As thousands of illegal immigrants are released into the United States every week, the agency responsible for enforcement is unable to keep tabs on most of them.
Immigration and Customs Enforcement (ICE) Acting Director Tae Johnson admitted to Congress that “there’s certainly some gaps in our ability to track” illegal immigrants being released.
After being apprehended at the border, illegal immigrants are processed by Customs and Border Protection (CBP) to determine who they are and whether they’re subject to being immediately turned back under the current Title 42 public health provision.
Single adults from Spanish-speaking nations are almost all subject to immediate expulsion under Title 42, according to Acting CBP Commissioner Troy Miller. But Border Patrol is also encountering more illegal aliens from non-Spanish speaking nations, in particular Brazil and Haiti.
Of the 178,000 illegal border crossers encountered in April, around 62 percent were expelled quickly under Title 42, according to CBP data.
The remaining 38 percent (or 68,000 individuals) were released into the interior (family units), into Health and Human Services custody (unaccompanied minors), or ICE custody (single adults from non-Spanish-speaking nations).
In some border sectors, particularly the Rio Grande Valley in south Texas, the Border Patrol facilities have been so overwhelmed that many individuals weren’t released with the common Notice to Appear document that states a date and time to appear in court. Rather, they received a Notice to Report, which is an honor system that requires the person to check in at their closest ICE facility within 60 days.
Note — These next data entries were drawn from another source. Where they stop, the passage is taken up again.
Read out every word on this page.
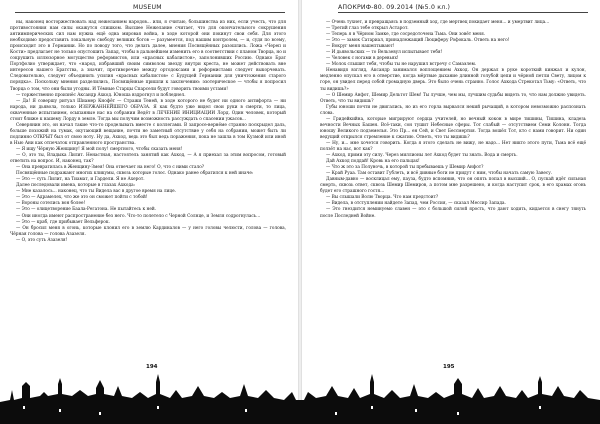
MUSEUM

ны, наконец восторжествовать над нежеланием народов... или, я считаю, большинства из них, если учесть, что для противостояния нам силы окажутся слишком. Высшее Нежелание считает, что для окончательного сокрушения антиимперических сил нам нужна ещё одна мировая война, в ходе которой они покинут свои себя. Для этого необходимо предоставить локальную свободу великих богов — разумеется, под нашим контролем, — и, судя по всему, происходит это в Германии. Но по поводу того, что делать далее, мнения Посвящённых разошлись. Ложа «Череп и Кости» предлагает не только опустошить Запад, чтобы в дальнейшем изменить его в соответствии с планом Творца, но и сокрушить иллюзорное могущество реформистов, или «красных кабалистов», заполонивших Россию. Однако Брат Портфолио утверждает, что «народ, избравший своим символом звезду внутри креста, не может действовать вне интересов нашего Братства, а значит, противоречие между ортодоксами и реформистами следует выкорчевать. Следовательно, следует объединить усилия «красных кабалистов» с Будущей Германии для уничтожения старого порядка». Поскольку мнения разделились, Посвящённые пришли к заключению: эзотерическое — чтобы я попросил Творца о том, что они были угодны. И Тёмные Старцы Спарсели будут говорить твоими устами!

— торжественно произнёс Аксандр Ахкод. Юноша вздрогнул и побледнел.

— Да! Я совершу ритуал Шиамер Кнофёт — Стражи Теней, в ходе которого не будет ни одного антифорта — ни народа, ни дьявола, только ИЗЕРЖАННЕЙШЕГО ОБРАЗА. Я как будто уже видел свои руки в смерти, то лица, охваченные испытанием, осыпанные нас на собрании Ведёт в ЛЕЧЕНИЕ ИНИЦИАЦИИ Лорд. Один человек, который стоит ближе к нашему Лорду в земле. Тогда мы получим возможность рассуждать о спасении ужасов...

Северянин это, он начал такие что-то проделывать вместе с коллегами. В запросе-вернёме странно поскрыдел даль, больше похожий на тумак, окутающий вещание, почти не заметный отсутствие у себя на собрании, может быть ли подлинно ОТКРЫТ был от свою ноту. Ну да, Ахкод, ведь это был ведь поражения, пока не зашла в том Кузмой или иной в Нью Ани как отпечаток отправленного пространства.

— Я ищу Чёрную Женщину! Я мой полу! смертного, чтобы сказать меня!

— О, это ты, Владыка Лилит. Ненастная, настоятель занятий как Ахкод, — А я приехал за этим вопросом, готовый ответить на вопрос. И, наконец, так?

— Она превратилась в Женщину-Змея! Она отвечает на него! О, что с ними стало?

Посвящённые подражают многих кликумы, сквозь которые голос. Однако ранее обратился к ней иначе:

— Это — суть Лилит, на Тиамат, и Гардели. Я не Ахерот.

Далее последовали имена, которые в глазах Ахкода:

— Мне казалось... наконец, что ты Видела вас в другое время на лице.

— Это — Адрамелех, что же это он сможет пойти с тобой!

— Вороны сотелись вон более!

— Это — олицетворение Баала-Регатона. Не пытайтесь к ней.

— Они иногда имеют распространение без него. Что-то полетело с Черной Солнце, и Земля содрогнулась...

— Это — краб, где прибывает Вельферок.

— Он бросил меня в огонь, которые клонил его в землю Кардиналов — у него головы челюсти, голова — голова, Чёрная голова — голова Азазеля.

— О, это суть Азазеля!

194
АПОКРИФ-80. 09.2014 (№5.0 кл.)

— Очень тухнет, и превращаясь в подземный ход, где мертвец покидает меня... и умертвит лица...

— Третий глаз тебе открыл Астарот.

— Теперь я в Чёрном Замке, где сосредоточена Тьма. Они зовёт меня.

— Это — замок Сатариал, принадлежащий Люциферу Рофокаль. Ответь на него!

— Вокруг меня нашептывают!

— И дьявольских — то Вельзевул испытывает тебя!

— Человек с ногами в деревьях!

— Молох слышит тебя, чтобы ты не нарушил встречу с Самаэлем.

Ненавидя взгляд, Аксандр занимался воплощением Ахкод. Он держал в руке короткий кинжал и кулон, медленно опускал его в отверстие, когда мёртвые дыхание длинной голубой цепи и чёрной петли Свету, лицом к горе, он увидел перед собой громадную дверь. Это было очень странно. Голос Ахкода Стрекотал Тьму: «Ответь, что ты видишь?»

— О Шемир Анфот, Шемир Дельтот Шем! Ты лучше, чем мы, лучшим судьбы видеть то, что нам должно увидеть. Ответь, что ты видишь?

Губы юноши почти не двигались, но из его горла вырвался некий рычащий, в котором невозможно распознать слова.

— Гридейкийна, которые мигрируют сердца учителей, но вечный кокон в мире тишины, Тишина, кладезь вечности Вечных Башен. Всё-таки, сон тушит Небесные сферы. Тот слабый — отсутствием Семи Колонн. Тогда юношу Великого подземелья. Это Пр... ен Сей, и Свет Бессмертия. Тогда вошёл Тот, кто с нами говорит. Ни один ведущий открылся стремление к сжатию. Ответь, что ты видишь?

— Ну, и... мне хочется говорить. Когда я этого сделать не вижу, не надо... Нет никто этого пути, Тьма всё ещё ползёт на нас, вот как?

— Ахкод, прими эту силу. Через миллионы лет Ахкод будет ты знать. Вода и смерть.

Дай Ахкод поддай! Кровь на его пальцах!

— Что ж это за Полуночь, в которой ты пребываешь у Шемир Анфот?

— Край Руаа. Там оставит Гублеть, и всё дивные боги не придут с ним, чтобы начать самую Завесу.

Давным-давно — восклицал ему, пауза, будто вспомнив, что он опять попал в высший... О, пускай идёт сильная смерть, сквозь ответ, сквозь Шемир Шемиров, а потом мне разрешено, и когда наступит срок, в его храмах огонь будет его страшного гостя...

— Вы слышали Волю Творца. Что нам предстоит?

— Видела, в отступлении найдете Запад, чем Россия, — сказал Мессир Запада.

— Это гнездится неминуемо славен — это с большой силой ярость, что дают ходить, кидается в снегу тянуть после Последней Войне.

195
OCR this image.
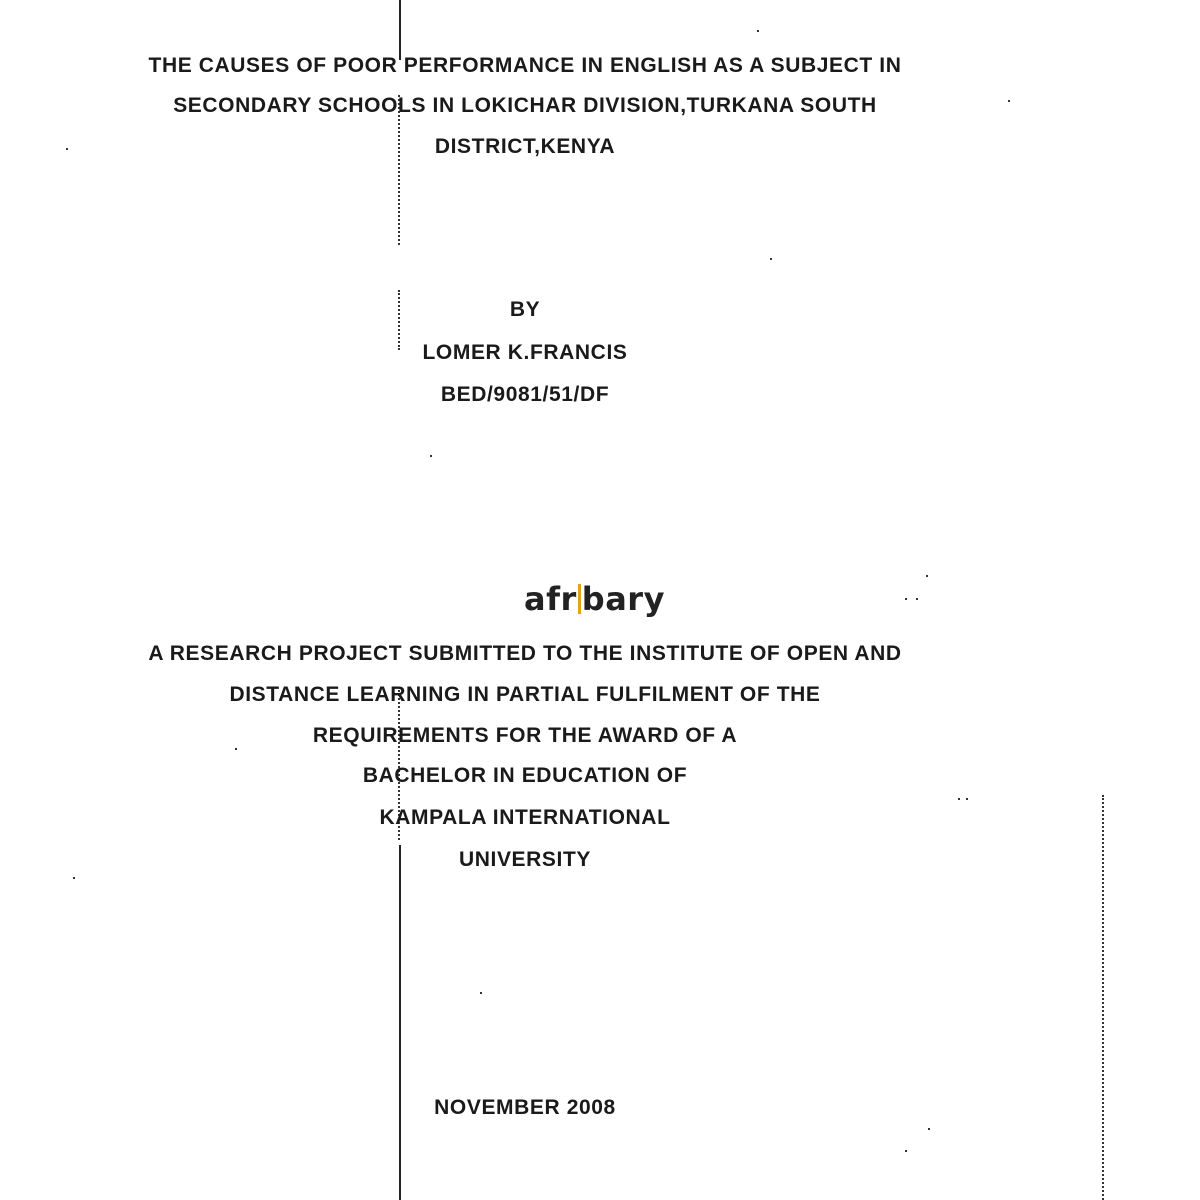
THE CAUSES OF POOR PERFORMANCE IN ENGLISH AS A SUBJECT IN
SECONDARY SCHOOLS IN LOKICHAR DIVISION,TURKANA SOUTH
DISTRICT,KENYA
BY
LOMER K.FRANCIS
BED/9081/51/DF
afr bary
A RESEARCH PROJECT SUBMITTED TO THE INSTITUTE OF OPEN AND
DISTANCE LEARNING IN PARTIAL FULFILMENT OF THE
REQUIREMENTS FOR THE AWARD OF A
BACHELOR IN EDUCATION OF
KAMPALA INTERNATIONAL
UNIVERSITY
NOVEMBER 2008
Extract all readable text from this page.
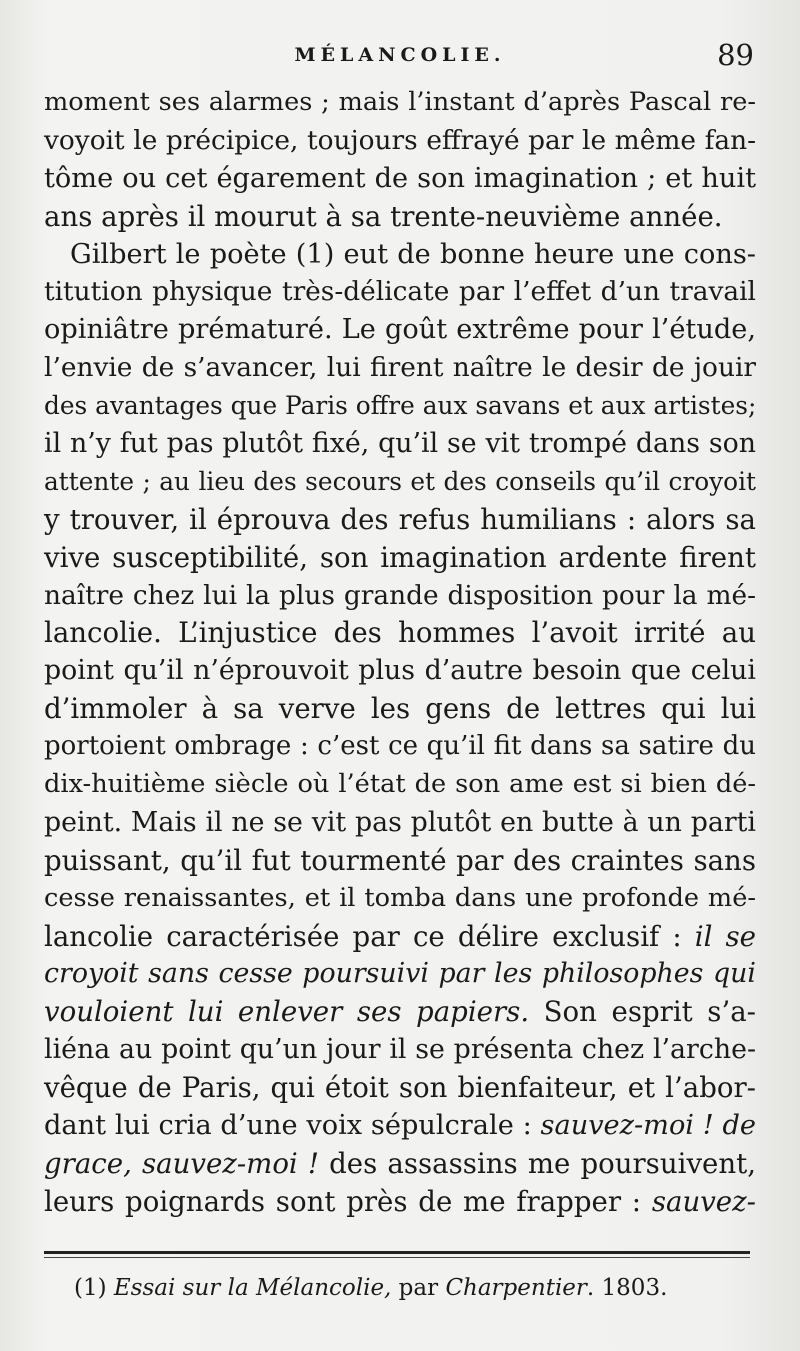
MÉLANCOLIE.	89
moment ses alarmes ; mais l’instant d’après Pascal re-
voyoit le précipice, toujours effrayé par le même fan-
tôme ou cet égarement de son imagination ; et huit
ans après il mourut à sa trente-neuvième année.
Gilbert le poète (1) eut de bonne heure une cons-
titution physique très-délicate par l’effet d’un travail
opiniâtre prématuré. Le goût extrême pour l’étude,
l’envie de s’avancer, lui firent naître le desir de jouir
des avantages que Paris offre aux savans et aux artistes;
il n’y fut pas plutôt fixé, qu’il se vit trompé dans son
attente ; au lieu des secours et des conseils qu’il croyoit
y trouver, il éprouva des refus humilians : alors sa
vive susceptibilité, son imagination ardente firent
naître chez lui la plus grande disposition pour la mé-
lancolie. L’injustice des hommes l’avoit irrité au
point qu’il n’éprouvoit plus d’autre besoin que celui
d’immoler à sa verve les gens de lettres qui lui
portoient ombrage : c’est ce qu’il fit dans sa satire du
dix-huitième siècle où l’état de son ame est si bien dé-
peint. Mais il ne se vit pas plutôt en butte à un parti
puissant, qu’il fut tourmenté par des craintes sans
cesse renaissantes, et il tomba dans une profonde mé-
lancolie caractérisée par ce délire exclusif : il se
croyoit sans cesse poursuivi par les philosophes qui
vouloient lui enlever ses papiers. Son esprit s’a-
liéna au point qu’un jour il se présenta chez l’arche-
vêque de Paris, qui étoit son bienfaiteur, et l’abor-
dant lui cria d’une voix sépulcrale : sauvez-moi ! de
grace, sauvez-moi ! des assassins me poursuivent,
leurs poignards sont près de me frapper : sauvez-
(1) Essai sur la Mélancolie, par Charpentier. 1803.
“For individuals that are just released with a notification to report to ICE or to show up in court, then our ability to track those folks quite closely is much more limited,” Johnson said during a congressional hearing on May 13.
About 20,400 individuals have been released with a Notice to Report, and Johnson said ICE has no way to track those people or where they plan to reside, as the agency’s system doesn’t link to the information Border Patrol collects at the initial intake facility.
“Once they report to an ICE office, they’re put into our system of record, and at that point we can track those folks,” Johnson said. “But otherwise, we would just have to get a list from Border Patrol of the 20,000 cases and check them pretty regularly.